Baden - Baden

 
Por Antonio Salgado Pérez (Publicado en La Gaceta de Canarias el 3 de enero de 2002).
 
 
 
          Aquí no proliferan ni las mochilas ni las alpargatas. Se observa mucho movimiento en las principales calles y los restaurantes no dan abasto. Estamos en vías fundamentalmente peatonales pero, de vez en cuando, surge algún que otro autobús, léase guagua. 
 
          Ni un confeti en el suelo. Ni un mendigo en sus esquinas. El visitante, predominantemente teutón, es mesurado y tranquilo; de buenos modales; callado; “más propio de confesonario que de púlpito”, como mis entrañables compañeros auditores internos. El taxista que nos ha trasladado al centro nos adelanta que “el turismo no ha estropeado a Baden-Baden”.
 
          Este núcleo, que apenas alberga cincuenta mil habitantes, fue considerado durante el siglo XIX como “la capital estival de Europa”; pero sigue, de algún modo, reflejando sus raíces romanas; su esplendor; su jet-society; la salud y el descanso, dúo ahora consolidado, en la periferia, con esos balnearios de aguas termales festoneados con las juguetonas y acariciantes burbujas y surtidores de Caracalla, donde los asiduos, entre la neblina producida por el vapor, eliminan toxinas, adiposidades y redondeces denunciadas en la báscula, mientras, a través de las enormes cristaleras del moderno edificio, los que están gozando en la cálida zambullida, observan a aquellos perplejos y ateridos turistas, presas de la gelidez ambiental del rígido invierno, que luego suelen introducirse, para saciar el gusanillo de la curiosidad, en el vetusto edificio Friedrich, pionero en el Viejo Continente de estos placeres del baño que aquí siguen pregonando “son únicos en el mundo”.
 
          ¿A quién en Baden-Baden se le puede olvidar su casino de juego?

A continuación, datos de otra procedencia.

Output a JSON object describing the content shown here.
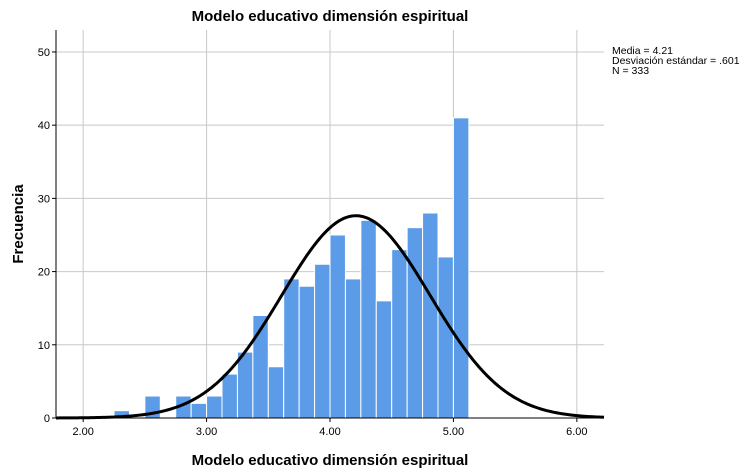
{
  "chart_data": {
    "type": "bar",
    "title": "Modelo educativo dimensión espiritual",
    "xlabel": "Modelo educativo dimensión espiritual",
    "ylabel": "Frecuencia",
    "xlim": [
      1.78,
      6.22
    ],
    "ylim": [
      0,
      53
    ],
    "x_ticks": [
      "2.00",
      "3.00",
      "4.00",
      "5.00",
      "6.00"
    ],
    "y_ticks": [
      "0",
      "10",
      "20",
      "30",
      "40",
      "50"
    ],
    "grid": true,
    "bin_width": 0.125,
    "bins": [
      {
        "start": 2.25,
        "value": 1
      },
      {
        "start": 2.5,
        "value": 3
      },
      {
        "start": 2.75,
        "value": 3
      },
      {
        "start": 2.875,
        "value": 2
      },
      {
        "start": 3.0,
        "value": 3
      },
      {
        "start": 3.125,
        "value": 6
      },
      {
        "start": 3.25,
        "value": 9
      },
      {
        "start": 3.375,
        "value": 14
      },
      {
        "start": 3.5,
        "value": 7
      },
      {
        "start": 3.625,
        "value": 19
      },
      {
        "start": 3.75,
        "value": 18
      },
      {
        "start": 3.875,
        "value": 21
      },
      {
        "start": 4.0,
        "value": 25
      },
      {
        "start": 4.125,
        "value": 19
      },
      {
        "start": 4.25,
        "value": 27
      },
      {
        "start": 4.375,
        "value": 16
      },
      {
        "start": 4.5,
        "value": 23
      },
      {
        "start": 4.625,
        "value": 26
      },
      {
        "start": 4.75,
        "value": 28
      },
      {
        "start": 4.875,
        "value": 22
      },
      {
        "start": 5.0,
        "value": 41
      }
    ],
    "normal_curve": {
      "mean": 4.21,
      "sd": 0.601,
      "n": 333
    },
    "stats_lines": [
      "Media = 4.21",
      "Desviación estándar = .601",
      "N = 333"
    ],
    "legend_position": "top-right",
    "colors": {
      "bar": "#5b9be8",
      "bar_edge": "#ffffff",
      "curve": "#000000",
      "grid": "#c8c8c8",
      "axis": "#000000"
    }
  }
}
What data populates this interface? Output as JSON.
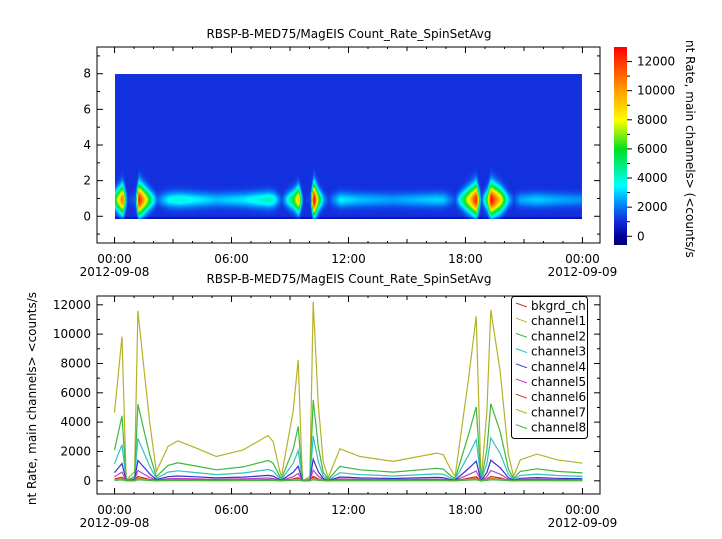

Su visita nos hace comprender la devoción que por esta joya arquitectónica tuvo la inmarchitable Marlene Dietrich, que obnubilada con sus muebles, sus murales, sus gigantescos techos, sus cuadros, sus esculturas, jarrones y lámparas, jamás dejó de afirmar que era “el más bello del mundo”. Pasear, muy despacio, por sus suntuosos salones, ahora solitarios, bien vale una visita, donde la imaginación nos hace acompañar de aquella legión de emperadores, reyes, artistas y personajes de alta alcurnia que aquí se daban cita sobre los tableros cuajados de números y señales que eran simples preludios para renombradas fiestas, donde “se bailaba y se aprovechaba la vida”.
 
          Baden-Baden, incrustada en la Selva Negra alemana, no sólo nos evoca fastuosidad y pompa, acontecimientos importantes y grandes manifestaciones, aristocracia y alta sociedad, como queda patentizada, por ejemplo en las columnas corintias del Kurhaus sino, también, aporta ese olor, característico y embriagador, de sus caldos, donde el viñedo también forma parte de su geografía, tan minúscula como ordenada, donde siempre, inevitablemente, se recuerda que sus crouppiers son los mejores del mundo, imbuidos en aquella atmosfera de ruletas francesas y americanas; bacará, black jack y póker.